Ox, и смеху же было! Но вообще-то я церковь уважаю и тем, кто издевается над верой, не раз шею намыливала. Ну, ладно, благодарю я, значит, его за любезность и спрашиваю, не зайдет ли он к нам до поезда. Со мной, говорю, здесь старушка-мама, а она спит и во сне видит, как бы ей сходить в самую что ни на есть шикарную церковь.
Ну вот, то да се, и в конце концов привожу я его к себе на квартиру. Удобное это было местечко — гостиная и спальная, все вместе, а сбрую повесить некуда — только на спинку кровати, а там возле нее раздвижная панель в стене, чтоб мой напарник мог руку протянуть, да и обшарить брючные карманы клиента. Привожу я его, голубчика, туда и… «Ах, ты боже мой! Мама куда-то вышла! Ну, ничего, мы ее подождем». А теперь вы будете смеяться, мисс Виккерс. Знаете, я бы ни за что не стала вам так откровенно все рассказывать, но я твердо решила исправиться, а ведь я мастак в психологии и знаю, что первый шаг к исправлению — это откровенность с начальством, верно?
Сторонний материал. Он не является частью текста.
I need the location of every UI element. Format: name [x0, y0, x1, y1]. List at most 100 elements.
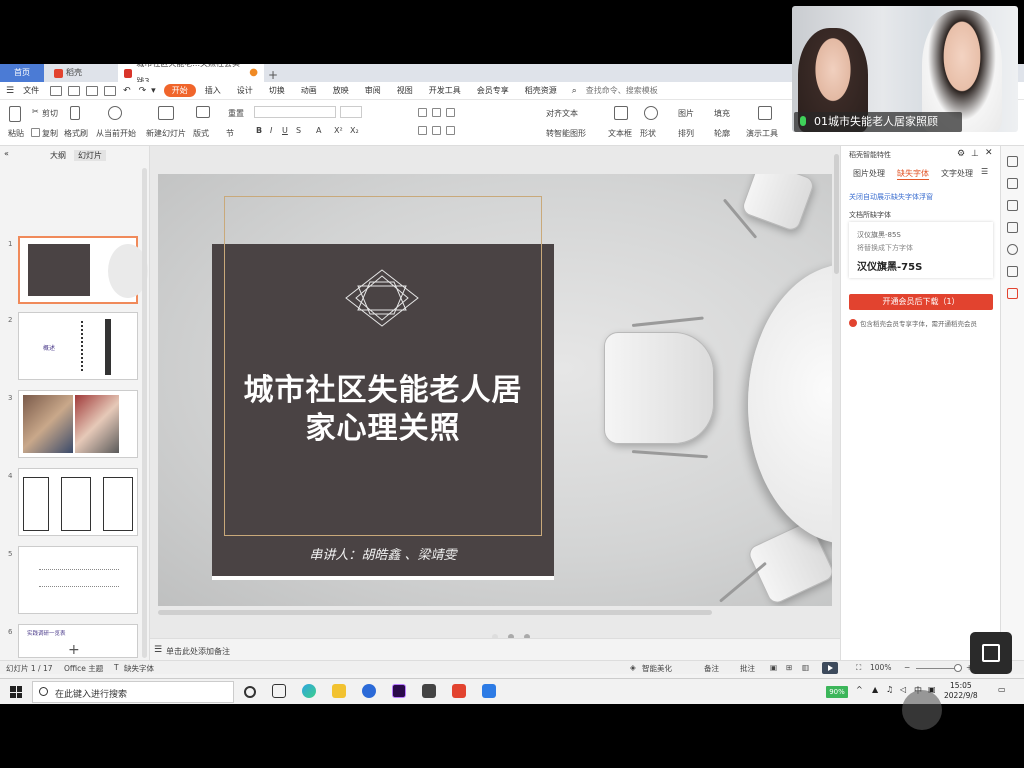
menu-vip[interactable]: 会员专享: [470, 85, 516, 96]
tab-outline[interactable]: 大纲: [50, 150, 66, 161]
font-color-icon[interactable]: A: [316, 126, 321, 135]
tray-volume-icon[interactable]: ◁: [900, 685, 906, 694]
settings-icon[interactable]: ⚙: [957, 149, 965, 159]
missing-font-status[interactable]: 缺失字体: [124, 663, 154, 674]
align-text-button[interactable]: 对齐文本: [546, 108, 578, 119]
panel-menu-icon[interactable]: ☰: [981, 167, 988, 176]
theme-name[interactable]: Office 主题: [64, 663, 103, 674]
align-left-icon[interactable]: [418, 108, 427, 117]
menu-insert[interactable]: 插入: [198, 85, 228, 96]
file-explorer-icon[interactable]: [332, 684, 346, 698]
menu-docer[interactable]: 稻壳资源: [518, 85, 564, 96]
close-panel-icon[interactable]: ✕: [985, 148, 993, 158]
notes-toggle[interactable]: 备注: [704, 663, 719, 674]
paste-icon[interactable]: [9, 106, 21, 122]
underline-icon[interactable]: U: [282, 126, 288, 135]
play-slideshow-button[interactable]: [822, 662, 838, 674]
tab-image-processing[interactable]: 图片处理: [853, 168, 885, 179]
beautify-button[interactable]: 智能美化: [642, 663, 672, 674]
tray-network-icon[interactable]: ▲: [872, 685, 878, 694]
slide-thumbnail-1[interactable]: [18, 236, 148, 304]
format-painter-icon[interactable]: [70, 106, 80, 120]
tab-wps[interactable]: 稻壳: [44, 64, 118, 82]
layout-icon[interactable]: [196, 106, 210, 118]
menu-animation[interactable]: 动画: [294, 85, 324, 96]
vip-download-button[interactable]: 开通会员后下载（1）: [849, 294, 993, 310]
layout-button[interactable]: 版式: [193, 128, 209, 139]
notes-bar[interactable]: ☰ 单击此处添加备注: [150, 638, 840, 660]
search-command-input[interactable]: 查找命令、搜索模板: [579, 85, 665, 96]
print-preview-icon[interactable]: [104, 85, 117, 96]
copy-button[interactable]: 复制: [42, 128, 58, 139]
italic-icon[interactable]: I: [270, 126, 272, 135]
reading-view-icon[interactable]: ▥: [802, 663, 809, 672]
zoom-out-icon[interactable]: −: [904, 663, 910, 672]
fit-window-icon[interactable]: ⛶: [856, 663, 861, 673]
battery-indicator[interactable]: 90%: [826, 686, 848, 698]
arrange-button[interactable]: 排列: [678, 128, 694, 139]
undo-icon[interactable]: ↶: [123, 86, 131, 96]
new-slide-icon[interactable]: [158, 106, 174, 120]
app-blue-icon[interactable]: [362, 684, 376, 698]
tray-mic-icon[interactable]: ♫: [886, 685, 893, 694]
sorter-view-icon[interactable]: ⊞: [786, 663, 792, 672]
share-icon[interactable]: [1007, 266, 1018, 277]
align-center-icon[interactable]: [418, 126, 427, 135]
format-painter-button[interactable]: 格式刷: [64, 128, 88, 139]
justify-icon[interactable]: [446, 126, 455, 135]
slide-thumbnail-5[interactable]: [18, 546, 138, 614]
play-from-current-icon[interactable]: [108, 106, 122, 120]
menu-start[interactable]: 开始: [163, 84, 196, 97]
canvas-vertical-scrollbar[interactable]: [834, 154, 839, 274]
start-from-current-button[interactable]: 从当前开始: [96, 128, 136, 139]
bold-icon[interactable]: B: [256, 126, 262, 135]
menu-view[interactable]: 视图: [390, 85, 420, 96]
redo-icon[interactable]: ↷: [139, 86, 147, 96]
help-icon[interactable]: [1007, 244, 1018, 255]
location-icon[interactable]: [1007, 288, 1018, 299]
taskbar-search-input[interactable]: 在此键入进行搜索: [32, 681, 234, 703]
indent-icon[interactable]: [446, 108, 455, 117]
comment-toggle[interactable]: 批注: [740, 663, 755, 674]
slide-thumbnail-4[interactable]: [18, 468, 138, 536]
reset-button[interactable]: 重置: [228, 108, 244, 119]
slide-1[interactable]: 城市社区失能老人居 家心理关照 串讲人：胡皓鑫 、梁靖雯: [158, 174, 832, 606]
cortana-icon[interactable]: [244, 686, 256, 698]
tab-missing-fonts[interactable]: 缺失字体: [897, 168, 929, 180]
collapse-panel-icon[interactable]: «: [4, 149, 9, 158]
canvas-horizontal-scrollbar[interactable]: [158, 610, 712, 615]
new-tab-icon[interactable]: +: [264, 68, 282, 82]
animation-icon[interactable]: [1007, 200, 1018, 211]
textbox-button[interactable]: 文本框: [608, 128, 632, 139]
style-icon[interactable]: [1007, 156, 1018, 167]
disable-popup-link[interactable]: 关闭自动展示缺失字体浮窗: [849, 192, 933, 202]
slide-title[interactable]: 城市社区失能老人居 家心理关照: [212, 372, 554, 448]
slide-subtitle[interactable]: 串讲人：胡皓鑫 、梁靖雯: [212, 544, 554, 563]
tab-text-processing[interactable]: 文字处理: [941, 168, 973, 179]
windows-start-icon[interactable]: [10, 686, 22, 698]
tab-document[interactable]: 城市社区失能老...关照社会实践3 ●: [118, 64, 264, 86]
task-view-icon[interactable]: [272, 684, 286, 698]
zoom-level[interactable]: 100%: [870, 663, 891, 672]
floating-mic-icon[interactable]: [902, 690, 942, 730]
presentation-tools-button[interactable]: 演示工具: [746, 128, 778, 139]
font-size-select[interactable]: [340, 106, 362, 118]
presentation-tools-icon[interactable]: [758, 106, 772, 120]
font-family-select[interactable]: [254, 106, 336, 118]
hamburger-icon[interactable]: ☰: [6, 86, 14, 96]
new-slide-button[interactable]: 新建幻灯片: [146, 128, 186, 139]
normal-view-icon[interactable]: ▣: [770, 663, 777, 672]
menu-design[interactable]: 设计: [230, 85, 260, 96]
floating-screen-share-button[interactable]: [970, 632, 1012, 674]
menu-file[interactable]: 文件: [16, 85, 46, 96]
align-right-icon[interactable]: [432, 126, 441, 135]
superscript-icon[interactable]: X²: [334, 126, 343, 135]
print-icon[interactable]: [86, 85, 99, 96]
cut-button[interactable]: 剪切: [42, 108, 58, 119]
taskbar-clock[interactable]: 15:05 2022/9/8: [944, 681, 978, 701]
tray-chevron-icon[interactable]: ^: [856, 685, 863, 694]
paste-button[interactable]: 粘贴: [8, 128, 24, 139]
slide-thumbnail-2[interactable]: 概述: [18, 312, 138, 380]
tab-home[interactable]: 首页: [0, 64, 44, 82]
section-button[interactable]: 节: [226, 128, 234, 139]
Пусть я прежде воровала, но зато теперь мне ясно, что я должна делать, и никто не может отрицать, что от природы я была честной, и только среда и обстоятельства толкнули меня на путь порока. Но сейчас вы будете лежать под столом от смеха. Усадила я старого мукосея в кресло, а сама как затяну псалом! Ей-богу! Понимаете, девочкой я пела в церковном хоре в Оклахоме.
Села я, значит, поближе к старикашке на ручку кресла и давай его и так и эдак, да только все понапрасну: видно, песенка его была давно уже спета. Взял старый пес меня за ручку и давай гладить, а сам, что бы вы думали? Начинает мне загибать насчет своей независимой церкви. Помереть можно!
И тут меня вдруг осенило. Вечер был очень жаркий. Снимите, говорю, ваш сюртук — пачка-то с хрустами лежала у него в скуле, в конверте. Нет, говорит, в присутствии дамы это неучтиво. Мне до смерти захотелось влепить старому дурню хорошую затрещину да заорать: «Пусть тебя это не смущает, старый хрыч, на кой мне черт твои манеры, когда мне нужны только деньги». Однако я напускаю на себя ангельское выражение и говорю: «И все-таки вам придется снять сюртук, потому что сейчас вы мне поможете варить домашнюю помадку».
Понимаете, у меня там была электрическая плитка и разные припасы. Я всегда считала, что такие вещи могут пригодиться. Если фраер не клюнул на любовь, так, глядишь, за стряпней расчувствуется. Это — мое собственное изобретение, и надеюсь, его оценят по заслугам. До этого еще никто не додумался — даже Чикаго Мей или София Лайонс.
И вот я напускаю на себя добродетель, приношу масло и сахарный песок и говорю: «Когда я была малюсенькой девчушечкой в Орегоне (кажется, я назвала Орегон или еще какую-то глушь, где сроду не-бывала), мы с моими четырьмя сестренками частенько хаживали к нашему милому старому пастору варить помадку, и он всегда снимал сюртук и помогал. Если вы не снимете сюртук, я ни за что не смогу чувствовать себя, как дома, а если б вы только знали, как часто я вспоминаю счастливые невинные дни детства здесь, в этом чужом, безнравственном городе!» Ну и все в том же роде, а сама улыбаюсь сладкой улыбкой.
Ну, тут он, конечно, не выдержал. Снимает он свой сюртук, да только смотрю — старый черт вешает его не на кровать, а на кресло. Я это кресло всегда в чулан запихивала-специально, чтоб на него нельзя было ничего повесить. Ох, и расстроилась же я! Но я человек справедливый, и когда я сама виновата, на других не сваливаю. Так что я на старого осла не обиделась, а только себя ругала, зачем я кресло в комнате оставила. В общем, я ему говорю, что кресло может опрокинуться, и вешаю френчик на кровать. Мой напарник достал его через раздвижную панель, моментом вытащил хрусты, натолкал в конверт куски газеты, да и сунул обратно в скулу на случай, если старикану вздумается проверить, все ли там на месте.